Basic review to electrodynamics without photons can be found in next two works:

Classical Electrodynamics in Terms of Direct Interparticle Action. 1949, Rev. Mod. Phys. 21(3), 425--433. Wheeler, John Archibald; Feynman, Richard Phillips

Cosmology and action-at-a-distance electrodynamics. 1995, Rev. Mod. Phys. 67(1), 113--155. Hoyle, F.; Narlikar, J. V.

Answer 8

Ben Crowell's answer contains the seed to a different answer, where he wrote that Lamb & Scully would need to add non-local spooky "self-entanglement" to their wave-only model. Okay, let's add that self-entanglement feature. In other words, absorption of quantum waves is quantized and implies non-absorption elsewhere... even if the absorbing detector is placed far from the rest of the experiment (which suggests a backward-in-time effect in order to prevent absorption at the detectors reached earlier by other parts of the wave).

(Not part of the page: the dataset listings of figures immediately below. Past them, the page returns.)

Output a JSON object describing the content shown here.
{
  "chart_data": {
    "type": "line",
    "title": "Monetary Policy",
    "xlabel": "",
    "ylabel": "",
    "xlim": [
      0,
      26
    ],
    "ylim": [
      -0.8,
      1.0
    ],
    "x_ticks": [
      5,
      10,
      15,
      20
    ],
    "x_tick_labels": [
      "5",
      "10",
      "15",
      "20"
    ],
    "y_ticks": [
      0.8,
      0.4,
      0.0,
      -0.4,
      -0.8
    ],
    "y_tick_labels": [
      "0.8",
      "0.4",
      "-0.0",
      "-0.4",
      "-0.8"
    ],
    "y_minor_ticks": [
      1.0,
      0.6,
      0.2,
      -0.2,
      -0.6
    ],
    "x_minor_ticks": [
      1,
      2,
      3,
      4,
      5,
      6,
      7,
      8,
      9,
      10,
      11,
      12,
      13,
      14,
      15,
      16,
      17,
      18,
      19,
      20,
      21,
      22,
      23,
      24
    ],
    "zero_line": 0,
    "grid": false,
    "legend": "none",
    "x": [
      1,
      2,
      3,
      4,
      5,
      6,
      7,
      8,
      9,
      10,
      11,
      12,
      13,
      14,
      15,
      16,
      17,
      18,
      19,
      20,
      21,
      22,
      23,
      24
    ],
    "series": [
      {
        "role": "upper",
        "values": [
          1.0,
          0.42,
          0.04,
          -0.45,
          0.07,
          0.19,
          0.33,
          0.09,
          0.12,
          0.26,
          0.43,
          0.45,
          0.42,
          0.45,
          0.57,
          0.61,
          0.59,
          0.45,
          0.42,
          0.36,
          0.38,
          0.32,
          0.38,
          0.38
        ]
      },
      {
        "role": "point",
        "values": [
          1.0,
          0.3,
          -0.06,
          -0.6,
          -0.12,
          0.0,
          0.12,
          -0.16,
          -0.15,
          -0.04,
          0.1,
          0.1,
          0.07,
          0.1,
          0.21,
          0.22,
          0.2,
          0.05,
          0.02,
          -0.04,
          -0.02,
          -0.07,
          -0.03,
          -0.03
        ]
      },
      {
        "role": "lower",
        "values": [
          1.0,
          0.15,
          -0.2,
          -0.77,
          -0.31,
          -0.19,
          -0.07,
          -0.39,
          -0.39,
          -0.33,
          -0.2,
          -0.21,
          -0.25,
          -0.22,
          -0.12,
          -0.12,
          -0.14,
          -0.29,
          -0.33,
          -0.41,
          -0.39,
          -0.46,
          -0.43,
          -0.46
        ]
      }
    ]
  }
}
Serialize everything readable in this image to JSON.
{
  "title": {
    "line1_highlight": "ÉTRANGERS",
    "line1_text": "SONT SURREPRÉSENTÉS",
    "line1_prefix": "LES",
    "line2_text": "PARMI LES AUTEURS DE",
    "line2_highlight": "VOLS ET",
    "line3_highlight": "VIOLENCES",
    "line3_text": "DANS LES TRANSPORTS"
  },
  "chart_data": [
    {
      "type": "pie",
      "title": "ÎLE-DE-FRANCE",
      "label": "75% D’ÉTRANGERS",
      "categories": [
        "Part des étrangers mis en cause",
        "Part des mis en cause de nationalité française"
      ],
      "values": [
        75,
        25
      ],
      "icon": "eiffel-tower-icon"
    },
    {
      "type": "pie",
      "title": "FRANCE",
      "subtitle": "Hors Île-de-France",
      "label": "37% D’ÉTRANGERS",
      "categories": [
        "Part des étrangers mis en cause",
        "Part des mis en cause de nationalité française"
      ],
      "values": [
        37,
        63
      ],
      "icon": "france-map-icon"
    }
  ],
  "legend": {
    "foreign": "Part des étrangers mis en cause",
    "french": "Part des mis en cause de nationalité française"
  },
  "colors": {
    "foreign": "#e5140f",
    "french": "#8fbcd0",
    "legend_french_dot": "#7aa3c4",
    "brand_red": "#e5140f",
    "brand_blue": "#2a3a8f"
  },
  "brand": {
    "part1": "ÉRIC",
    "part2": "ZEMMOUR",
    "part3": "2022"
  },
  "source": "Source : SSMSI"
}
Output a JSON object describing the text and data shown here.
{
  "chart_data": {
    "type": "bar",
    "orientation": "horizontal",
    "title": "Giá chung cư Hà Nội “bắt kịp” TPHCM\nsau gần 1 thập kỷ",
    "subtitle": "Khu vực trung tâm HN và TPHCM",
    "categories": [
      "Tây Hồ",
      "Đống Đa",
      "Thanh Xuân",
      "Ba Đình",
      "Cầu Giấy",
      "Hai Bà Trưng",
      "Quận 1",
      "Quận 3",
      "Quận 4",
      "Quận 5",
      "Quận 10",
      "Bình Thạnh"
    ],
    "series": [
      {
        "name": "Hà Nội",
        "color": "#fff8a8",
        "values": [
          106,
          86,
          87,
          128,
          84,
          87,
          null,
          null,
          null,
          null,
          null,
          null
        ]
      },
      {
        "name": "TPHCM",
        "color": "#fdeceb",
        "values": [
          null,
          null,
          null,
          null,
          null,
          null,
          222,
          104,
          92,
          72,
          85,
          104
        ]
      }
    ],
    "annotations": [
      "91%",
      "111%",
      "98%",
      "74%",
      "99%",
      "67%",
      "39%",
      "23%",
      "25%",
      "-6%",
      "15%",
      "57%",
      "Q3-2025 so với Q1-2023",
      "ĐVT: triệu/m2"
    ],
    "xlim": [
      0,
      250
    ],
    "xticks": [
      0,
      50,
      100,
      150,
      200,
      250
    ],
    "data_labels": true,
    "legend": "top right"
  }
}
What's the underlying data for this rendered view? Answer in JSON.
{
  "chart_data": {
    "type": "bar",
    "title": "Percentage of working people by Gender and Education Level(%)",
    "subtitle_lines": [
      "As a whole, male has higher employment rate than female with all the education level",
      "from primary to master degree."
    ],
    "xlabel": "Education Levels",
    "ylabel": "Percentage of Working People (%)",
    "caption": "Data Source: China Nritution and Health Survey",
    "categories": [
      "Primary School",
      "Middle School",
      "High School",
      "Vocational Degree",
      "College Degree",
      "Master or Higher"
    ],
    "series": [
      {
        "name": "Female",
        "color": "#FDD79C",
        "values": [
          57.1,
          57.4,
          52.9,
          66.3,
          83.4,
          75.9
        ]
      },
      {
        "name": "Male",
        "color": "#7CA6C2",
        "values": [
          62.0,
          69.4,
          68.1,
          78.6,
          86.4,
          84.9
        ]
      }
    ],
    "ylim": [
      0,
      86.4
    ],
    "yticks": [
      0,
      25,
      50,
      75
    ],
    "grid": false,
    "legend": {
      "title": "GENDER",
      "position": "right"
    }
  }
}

Note: Experiments that falsify "classical waves" do not necessarily falsify non-classical (quantum) waves, and thus do not prove particles. So we should disregard answers and cited papers that argue for quantum particles by arguing against classical waves.

Answer 9

No! In fact, the existence of photons is crucial to the photoelectric effect. To understand why this is so, think of the billiard ball collision, Photons collide with an electron in a metal with a specific work function, the electron in turn absorbs the energy of the photon; instead of reflecting the light completely, according to the classical wave theory of light.